それはその筈。負けていたジェノヴェア海軍だったが、昼間の戦いで相手の海軍提督を討ち取り、意気揚々となるのも当然だ。
「見たかよ。敵の兵士たちの顔。あんぐりと間抜けた表情だったな」
「緒戦の借りを返せて、胸がすくな!」
そう言って酒杯を傾けているけれど、全てのジェノヴェアの兵士がそうではない。
騒ぐ兵士を横目にし、複雑な表情の者もいる。
それが、ランスロット家の息のかかった兵士たちであった。
けれど、負けを取り返した事には文句がなかったから、さすがに黙っているが時おり騒ぐ兵士へ舌打つのだ。
兵士たちの様子に、フラガルとオスカーも満悦で見つめている。
「緒戦の手痛い負けを取り返せたのは、フラガル殿の功績だな」
「はっ。ですが、あの作戦の原動力は本隊あってこそですから」
謙遜するフラガルに、オスカーも満更ではない。
そうして、ジェノヴェア海軍は勝利に酔いしれている一方で、見張り台に立つ兵士は中での声を耳を傾けながら、不満を口にする。
「ついてねぇ。当直に当たるなんてよ」
「どうするよ。さすがに今夜は来ないだろう」
「ん?」
「どうした?」
見張り役の兵士の一人が、目を凝らす。
もう一人は、何事かと海と兵士を交互に見つめつつ聞く。
「いやな、あそこで何か動いた様な」
「おい! 脅かすなよ」
と、狼狽えて返す。
しばらく見ていたが、そのうちに。
「気のせいだ。きっと波間の錯覚だ」
「人騒がせな奴だな」
「おーーい」
そう言ってると、別の兵士が酒の入った水差しと酒杯、料理を手にやってくる。
「おぉ、これは」
「どうだ。持ってきたぞ。これで楽しもう」
「いいのかよ?」
「なぁに、今日はもう来ないだろうから、せっかくなんだし」
最初に文句を言っていた兵士は、目の前に美味そうな料理と酒がぶら下がっているだけに、否応もなく応じるが。
もう一人は、迷いを見せた。
けれど、一人だけ真面目にするのも馬鹿馬鹿しいから、そのうちに酒盛りに加わる。
そうして、彼らは暗がりの中、こちらへとやってくる小船に気づく事はなかった。
「ほ……本当によろしいのですか?」
「えぇ、ここから私一人だけで結構です」
小船に乗っているのは、ヴァニス海軍の兵士とそして、グンナー=ダインスレフであった。

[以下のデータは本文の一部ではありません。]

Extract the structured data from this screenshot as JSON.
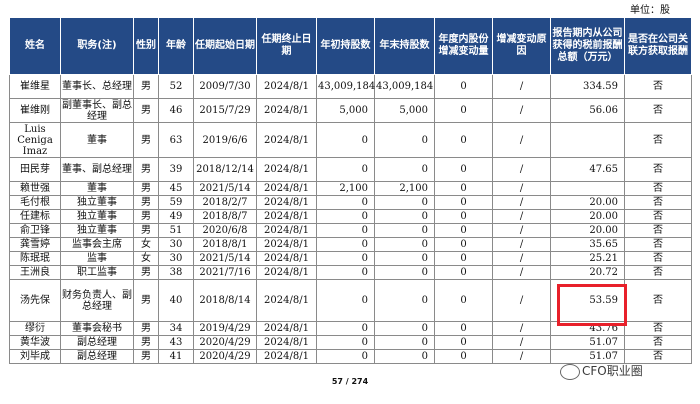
{
  "unit_label": "单位：股",
  "headers": [
    "姓名",
    "职务(注)",
    "性别",
    "年龄",
    "任期起始日期",
    "任期终止日期",
    "年初持股数",
    "年末持股数",
    "年度内股份增减变动量",
    "增减变动原因",
    "报告期内从公司获得的税前报酬总额（万元）",
    "是否在公司关联方获取报酬"
  ],
  "rows": [
    [
      "崔维星",
      "董事长、总经理",
      "男",
      "52",
      "2009/7/30",
      "2024/8/1",
      "43,009,184",
      "43,009,184",
      "0",
      "/",
      "334.59",
      "否"
    ],
    [
      "崔维刚",
      "副董事长、副总经理",
      "男",
      "46",
      "2015/7/29",
      "2024/8/1",
      "5,000",
      "5,000",
      "0",
      "/",
      "56.06",
      "否"
    ],
    [
      "Luis Ceniga Imaz",
      "董事",
      "男",
      "63",
      "2019/6/6",
      "2024/8/1",
      "0",
      "0",
      "0",
      "/",
      "",
      "否"
    ],
    [
      "田民芽",
      "董事、副总经理",
      "男",
      "39",
      "2018/12/14",
      "2024/8/1",
      "0",
      "0",
      "0",
      "/",
      "47.65",
      "否"
    ],
    [
      "赖世强",
      "董事",
      "男",
      "45",
      "2021/5/14",
      "2024/8/1",
      "2,100",
      "2,100",
      "0",
      "/",
      "",
      "否"
    ],
    [
      "毛付根",
      "独立董事",
      "男",
      "59",
      "2018/2/7",
      "2024/8/1",
      "0",
      "0",
      "0",
      "/",
      "20.00",
      "否"
    ],
    [
      "任建标",
      "独立董事",
      "男",
      "49",
      "2018/8/7",
      "2024/8/1",
      "0",
      "0",
      "0",
      "/",
      "20.00",
      "否"
    ],
    [
      "俞卫锋",
      "独立董事",
      "男",
      "51",
      "2020/6/8",
      "2024/8/1",
      "0",
      "0",
      "0",
      "/",
      "20.00",
      "否"
    ],
    [
      "龚雪婷",
      "监事会主席",
      "女",
      "30",
      "2018/8/1",
      "2024/8/1",
      "0",
      "0",
      "0",
      "/",
      "35.65",
      "否"
    ],
    [
      "陈珉珉",
      "监事",
      "女",
      "30",
      "2021/5/14",
      "2024/8/1",
      "0",
      "0",
      "0",
      "/",
      "25.21",
      "否"
    ],
    [
      "王洲良",
      "职工监事",
      "男",
      "38",
      "2021/7/16",
      "2024/8/1",
      "0",
      "0",
      "0",
      "/",
      "20.72",
      "否"
    ],
    [
      "汤先保",
      "财务负责人、副总经理",
      "男",
      "40",
      "2018/8/14",
      "2024/8/1",
      "0",
      "0",
      "0",
      "/",
      "53.59",
      "否"
    ],
    [
      "缪衍",
      "董事会秘书",
      "男",
      "34",
      "2019/4/29",
      "2024/8/1",
      "0",
      "0",
      "0",
      "/",
      "43.76",
      "否"
    ],
    [
      "黄华波",
      "副总经理",
      "男",
      "43",
      "2020/4/29",
      "2024/8/1",
      "0",
      "0",
      "0",
      "/",
      "51.07",
      "否"
    ],
    [
      "刘毕成",
      "副总经理",
      "男",
      "41",
      "2020/4/29",
      "2024/8/1",
      "0",
      "0",
      "0",
      "/",
      "51.07",
      "否"
    ]
  ],
  "page_number": "57 / 274",
  "watermark": "CFO职业圈"
}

フラガルの策略を見抜けなかった事に、グンナーは責任を感じてジェノヴェア海軍への潜入を、試みようとしている。
無論、これはグンナー自身だけの単独行動であり、平素ならこんな向こう見ずな事はしない。
しかし、ティソーンがいなかったと言っても、敵の策略によって海軍提督を倒された事は、言い訳できないと思う。
だから、こんなマネをしたのだ。